Nondescript buildings separated the bikers' club from the Riviera Bar, where customers came and went with some frequency. During early dark, I muscled the fuel barrel into an inconspicuous spot alongside the building closest to the clubhouse. My sore ribs protested, and I tipped and wheeled the one hundred and fifty pound drum that I would ordinarily have carried away.
I had picked a good time of night. No traffic highlighted my activities. I pulled away and circled back to park where I could watch. No one appeared to investigate, and I would have been surprised if they had.
In daylight, the drum barely showed and would arouse no interest. Now I had only to wait.

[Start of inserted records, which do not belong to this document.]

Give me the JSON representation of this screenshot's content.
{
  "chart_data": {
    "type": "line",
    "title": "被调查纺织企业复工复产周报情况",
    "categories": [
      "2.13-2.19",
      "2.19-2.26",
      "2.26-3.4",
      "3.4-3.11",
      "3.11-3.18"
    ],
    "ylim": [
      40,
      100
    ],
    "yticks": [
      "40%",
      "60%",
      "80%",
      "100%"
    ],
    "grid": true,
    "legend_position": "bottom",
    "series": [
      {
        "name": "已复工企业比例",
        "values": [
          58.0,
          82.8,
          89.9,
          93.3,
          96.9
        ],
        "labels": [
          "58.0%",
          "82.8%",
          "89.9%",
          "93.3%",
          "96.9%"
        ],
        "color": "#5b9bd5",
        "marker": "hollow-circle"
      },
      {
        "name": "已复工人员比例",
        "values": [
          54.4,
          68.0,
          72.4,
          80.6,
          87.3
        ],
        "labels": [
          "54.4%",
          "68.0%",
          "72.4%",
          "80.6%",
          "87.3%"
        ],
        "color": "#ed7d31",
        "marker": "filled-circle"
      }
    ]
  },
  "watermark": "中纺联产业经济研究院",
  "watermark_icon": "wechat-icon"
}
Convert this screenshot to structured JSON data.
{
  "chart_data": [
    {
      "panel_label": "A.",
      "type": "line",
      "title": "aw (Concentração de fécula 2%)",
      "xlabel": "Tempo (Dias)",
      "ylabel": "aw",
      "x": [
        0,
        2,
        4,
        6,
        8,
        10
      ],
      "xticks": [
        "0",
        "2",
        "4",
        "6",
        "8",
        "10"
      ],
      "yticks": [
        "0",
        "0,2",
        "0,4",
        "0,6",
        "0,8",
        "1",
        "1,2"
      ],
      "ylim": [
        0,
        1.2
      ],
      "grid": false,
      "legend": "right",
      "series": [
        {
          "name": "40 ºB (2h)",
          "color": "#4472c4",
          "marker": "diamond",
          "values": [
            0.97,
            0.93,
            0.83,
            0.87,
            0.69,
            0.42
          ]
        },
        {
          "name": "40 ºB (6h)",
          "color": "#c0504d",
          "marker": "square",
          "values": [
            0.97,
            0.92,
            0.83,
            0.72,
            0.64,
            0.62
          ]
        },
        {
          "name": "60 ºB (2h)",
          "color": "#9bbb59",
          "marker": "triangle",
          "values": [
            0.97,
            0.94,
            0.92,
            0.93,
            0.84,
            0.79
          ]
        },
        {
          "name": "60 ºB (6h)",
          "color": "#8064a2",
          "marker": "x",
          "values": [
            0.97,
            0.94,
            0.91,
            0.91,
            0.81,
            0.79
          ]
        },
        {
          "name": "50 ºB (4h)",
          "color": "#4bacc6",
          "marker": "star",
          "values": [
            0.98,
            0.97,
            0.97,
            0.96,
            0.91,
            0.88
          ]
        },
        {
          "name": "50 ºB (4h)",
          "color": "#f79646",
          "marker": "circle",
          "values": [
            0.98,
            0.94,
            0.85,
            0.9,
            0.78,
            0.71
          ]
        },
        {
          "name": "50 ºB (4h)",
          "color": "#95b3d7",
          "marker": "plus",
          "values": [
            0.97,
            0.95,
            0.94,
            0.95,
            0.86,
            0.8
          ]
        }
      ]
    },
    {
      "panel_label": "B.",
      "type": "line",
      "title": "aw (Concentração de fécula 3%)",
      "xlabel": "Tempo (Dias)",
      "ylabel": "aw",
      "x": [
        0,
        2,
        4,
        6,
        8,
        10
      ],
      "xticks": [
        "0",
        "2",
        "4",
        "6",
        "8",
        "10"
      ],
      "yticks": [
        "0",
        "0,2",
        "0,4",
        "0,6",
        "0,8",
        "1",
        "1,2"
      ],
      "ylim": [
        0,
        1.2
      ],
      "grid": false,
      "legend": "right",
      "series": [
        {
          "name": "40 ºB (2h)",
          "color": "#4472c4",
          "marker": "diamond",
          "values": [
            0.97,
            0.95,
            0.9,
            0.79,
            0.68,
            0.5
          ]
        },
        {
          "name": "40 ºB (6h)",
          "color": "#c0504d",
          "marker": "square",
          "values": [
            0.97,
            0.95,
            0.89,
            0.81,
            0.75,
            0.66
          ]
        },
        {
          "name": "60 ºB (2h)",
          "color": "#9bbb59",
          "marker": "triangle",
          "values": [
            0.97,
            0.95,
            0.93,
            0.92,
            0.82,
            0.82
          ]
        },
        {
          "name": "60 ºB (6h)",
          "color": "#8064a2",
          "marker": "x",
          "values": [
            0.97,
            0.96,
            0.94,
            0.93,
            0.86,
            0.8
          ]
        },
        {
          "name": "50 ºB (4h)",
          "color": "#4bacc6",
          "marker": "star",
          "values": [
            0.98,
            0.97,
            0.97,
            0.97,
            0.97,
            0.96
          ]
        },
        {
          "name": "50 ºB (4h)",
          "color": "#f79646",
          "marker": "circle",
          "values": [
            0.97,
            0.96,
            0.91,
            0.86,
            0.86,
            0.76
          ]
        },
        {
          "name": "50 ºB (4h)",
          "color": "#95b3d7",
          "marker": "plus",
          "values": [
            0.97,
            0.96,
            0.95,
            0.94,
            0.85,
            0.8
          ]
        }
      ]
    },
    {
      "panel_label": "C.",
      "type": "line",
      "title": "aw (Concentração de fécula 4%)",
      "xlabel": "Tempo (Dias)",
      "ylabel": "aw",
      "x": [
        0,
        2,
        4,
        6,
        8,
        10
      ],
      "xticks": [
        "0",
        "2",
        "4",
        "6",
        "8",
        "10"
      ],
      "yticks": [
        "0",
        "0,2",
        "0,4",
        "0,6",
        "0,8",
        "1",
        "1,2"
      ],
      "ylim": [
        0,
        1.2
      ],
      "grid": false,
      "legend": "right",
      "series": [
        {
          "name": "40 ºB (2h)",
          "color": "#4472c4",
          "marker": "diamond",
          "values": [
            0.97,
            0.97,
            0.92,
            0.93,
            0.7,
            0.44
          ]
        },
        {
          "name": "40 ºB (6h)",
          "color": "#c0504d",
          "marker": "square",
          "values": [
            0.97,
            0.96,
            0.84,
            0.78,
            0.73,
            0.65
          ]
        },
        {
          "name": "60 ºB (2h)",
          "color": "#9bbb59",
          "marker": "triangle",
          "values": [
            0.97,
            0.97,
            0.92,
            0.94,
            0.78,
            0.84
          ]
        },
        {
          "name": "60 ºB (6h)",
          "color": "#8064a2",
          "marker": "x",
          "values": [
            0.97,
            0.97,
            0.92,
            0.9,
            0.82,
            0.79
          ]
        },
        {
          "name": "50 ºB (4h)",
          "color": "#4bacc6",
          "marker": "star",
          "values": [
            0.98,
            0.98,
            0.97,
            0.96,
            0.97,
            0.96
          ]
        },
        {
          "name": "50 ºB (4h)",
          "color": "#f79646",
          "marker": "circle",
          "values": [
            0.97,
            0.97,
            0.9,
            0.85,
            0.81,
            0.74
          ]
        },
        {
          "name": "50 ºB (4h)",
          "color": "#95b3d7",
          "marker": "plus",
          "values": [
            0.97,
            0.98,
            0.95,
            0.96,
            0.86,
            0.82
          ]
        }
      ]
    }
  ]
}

Saturday was the club's busy night. My Saturday was typically August, hot and dust dry. Rain would have put me off, and not many bikers would have appeared.
The Harleys came in, and music thumped torrid beats. The barbells clashed, and voices shouted. Beer was flowing, and best of all, Jello Gorse was right in the middle of it. So was his motorcycle.
I made two driving passes before deciding the mood was right. Then I parked in deep shadow behind the truck stop. When there was no traffic I crossed the highway up where the bridge begins. I had only two pieces of equipment, a railroad flare and my jackknife.